Ici aussi les pratiques sont différentes. Il est fréquent d’arriver en avance à un rendez-vous, une invitation, une réunion, ou bien un peu en retard, sans que cela soit de l’impolitesse. Je dirai qu’il y a une amplitude de 15min avant et après l’heure donnée qui correspond au moment d’arrivée effectif. Mais la Chine est un grand pays, très vaste, les coutumes varient énormément entre le nord et le sud, les grandes métropoles et les « petites » villes de seulement quelques millions d’habitants.
– Que devrait savoir un Français sur le savoir-vivre chinois lorsqu’il arrive en Chine pour des vacances ou un séjour professionnel ? Quels ont les faux-pas à éviter ? Qu’est ce qu’il est attendu de faire dans le but de donner une impression favorable des Français ?

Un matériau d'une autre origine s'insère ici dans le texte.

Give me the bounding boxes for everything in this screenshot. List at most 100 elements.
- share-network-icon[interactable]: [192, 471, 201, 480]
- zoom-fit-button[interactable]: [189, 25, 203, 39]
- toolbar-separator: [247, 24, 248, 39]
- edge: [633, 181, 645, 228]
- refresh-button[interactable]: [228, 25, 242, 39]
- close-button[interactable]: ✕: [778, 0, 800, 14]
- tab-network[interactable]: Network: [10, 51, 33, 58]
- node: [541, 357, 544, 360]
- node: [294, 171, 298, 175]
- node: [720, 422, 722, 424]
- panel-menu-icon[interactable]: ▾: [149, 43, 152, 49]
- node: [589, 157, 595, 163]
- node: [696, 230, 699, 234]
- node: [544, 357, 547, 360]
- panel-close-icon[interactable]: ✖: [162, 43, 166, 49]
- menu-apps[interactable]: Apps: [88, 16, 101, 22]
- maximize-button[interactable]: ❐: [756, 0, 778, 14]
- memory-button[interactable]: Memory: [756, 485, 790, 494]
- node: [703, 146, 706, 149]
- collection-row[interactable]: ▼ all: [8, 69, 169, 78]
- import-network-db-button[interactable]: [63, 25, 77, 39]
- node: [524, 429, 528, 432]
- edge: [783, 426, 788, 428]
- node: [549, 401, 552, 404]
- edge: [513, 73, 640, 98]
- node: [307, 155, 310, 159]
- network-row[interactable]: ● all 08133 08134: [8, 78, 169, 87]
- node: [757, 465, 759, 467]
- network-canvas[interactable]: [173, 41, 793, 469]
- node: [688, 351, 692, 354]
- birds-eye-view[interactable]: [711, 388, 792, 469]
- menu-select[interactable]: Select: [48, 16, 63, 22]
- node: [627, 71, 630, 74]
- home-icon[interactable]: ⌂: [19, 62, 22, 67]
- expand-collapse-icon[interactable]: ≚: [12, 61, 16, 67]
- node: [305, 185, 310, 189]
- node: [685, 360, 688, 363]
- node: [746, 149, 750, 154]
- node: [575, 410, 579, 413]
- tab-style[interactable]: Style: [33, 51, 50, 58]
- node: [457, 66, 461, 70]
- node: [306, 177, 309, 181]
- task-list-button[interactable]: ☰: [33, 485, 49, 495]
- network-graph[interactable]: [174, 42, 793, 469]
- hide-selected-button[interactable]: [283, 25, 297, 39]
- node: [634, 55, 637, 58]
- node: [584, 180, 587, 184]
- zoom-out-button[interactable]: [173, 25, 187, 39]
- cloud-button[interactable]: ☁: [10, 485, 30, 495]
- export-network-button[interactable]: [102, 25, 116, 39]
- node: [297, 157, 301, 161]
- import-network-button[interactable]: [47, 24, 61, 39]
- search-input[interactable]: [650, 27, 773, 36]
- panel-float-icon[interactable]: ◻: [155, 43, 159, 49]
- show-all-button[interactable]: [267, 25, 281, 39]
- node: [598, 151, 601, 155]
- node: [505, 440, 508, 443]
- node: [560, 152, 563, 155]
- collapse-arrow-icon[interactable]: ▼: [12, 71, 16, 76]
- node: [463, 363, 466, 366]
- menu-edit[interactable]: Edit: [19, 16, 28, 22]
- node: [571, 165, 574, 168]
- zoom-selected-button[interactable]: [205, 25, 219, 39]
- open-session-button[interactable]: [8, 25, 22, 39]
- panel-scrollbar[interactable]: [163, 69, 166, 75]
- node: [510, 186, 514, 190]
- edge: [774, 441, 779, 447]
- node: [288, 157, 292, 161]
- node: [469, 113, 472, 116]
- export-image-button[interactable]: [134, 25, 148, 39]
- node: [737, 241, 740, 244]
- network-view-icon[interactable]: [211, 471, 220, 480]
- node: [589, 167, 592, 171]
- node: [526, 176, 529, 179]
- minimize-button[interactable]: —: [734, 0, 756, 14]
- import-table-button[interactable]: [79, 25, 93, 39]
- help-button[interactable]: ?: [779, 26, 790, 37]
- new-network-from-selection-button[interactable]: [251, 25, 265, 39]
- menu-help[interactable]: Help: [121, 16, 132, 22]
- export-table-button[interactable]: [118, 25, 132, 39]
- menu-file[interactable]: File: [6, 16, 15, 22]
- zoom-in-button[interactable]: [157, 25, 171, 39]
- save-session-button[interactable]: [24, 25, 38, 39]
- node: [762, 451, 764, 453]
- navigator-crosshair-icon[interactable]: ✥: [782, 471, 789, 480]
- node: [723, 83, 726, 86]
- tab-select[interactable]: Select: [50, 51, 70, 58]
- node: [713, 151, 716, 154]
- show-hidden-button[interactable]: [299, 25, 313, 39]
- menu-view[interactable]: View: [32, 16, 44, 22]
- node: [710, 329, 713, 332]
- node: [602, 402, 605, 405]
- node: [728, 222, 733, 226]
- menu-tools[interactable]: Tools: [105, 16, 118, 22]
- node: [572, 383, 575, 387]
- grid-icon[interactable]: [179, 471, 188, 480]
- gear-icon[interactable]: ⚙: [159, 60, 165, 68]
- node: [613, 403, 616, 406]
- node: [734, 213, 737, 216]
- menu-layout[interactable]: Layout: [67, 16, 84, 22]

Se poser ces questions est selon moi déjà un vrai élément de savoir-vivre. Vous l’avez souvent entendu: il faut éviter de faire perdre la face à son interlocuteur, et il faut tacher de ne pas la perdre soi-même. Qu’est-ce que cela veut dire ? En France, on est capable d’exprimer clairement, frontalement, des désaccords, ce qui serait extrêmement malvenu en Chine. On ne contredit jamais, JAMAIS, son interlocuteur. On ne dit jamais non, on va plutôt expliquer pourquoi il est difficile de dire oui. Le chinois ne vous refusera jamais une requête, mais dans un demi-sourire vous expliquera qu’il n’est pas sûr, qu’il a des doutes, ce qui faut interpréter comme un refus. Il est peu aisé pour un néophyte de déceler un « non » chinois, et cela peut être frustrant. J’en viens à un deuxième point: ne pas perdre patience. La Chine en particulier, l’Asie en général, a un goût pour les longues négociations, ce qui peut être interprété pour des discussions de marchands de tapis pour les Français qui perdront patience. Le Chinois y verra un manque de persévérance.
– Quels sont vos projets pour développer encore plus l’aura de la culture française à l’étranger ?
Nous continuons de proposer davantage de formations pour l’hôtellerie, ainsi que la vie quotidienne: celles sur les arrangements floraux ont eu beaucoup de succès ! Et bien sûr d’affirmer fort l’excellence française. Quand je suis arrivé en Chine, l’étiquette occidentale c’était l’Angleterre, et j’ai mis un point d’honneur à affirmer notre savoir-vivre. Aujourd’hui, je vois davantage de mentions de la France, pour mon plus grand plaisir !
Chers lecteurs,
N’est-ce pas une lecture enrichissante et stimulante !? Le savoir-vivre français enseigné en Chine, et les bonnes manières chinoises à appréhender par les touristes et professionnels français… Quelle richesse ! Vous sentez mon enthousiasme !
J’aimerais qu’en France les hommes et les femmes redeviennent aussi élégant qu’à l’époque de Bel ami. Les chinoises s’intéressent à cela et les françaises de moins en moins, c’est dommage.
Lionel de univers-pump.fr
Cher Lionel,
Croyez en l’effet boule de neige. Il suffit que certains retrouvent et appliquent les codes de l’élégance pour que des milliers de personnes les copient.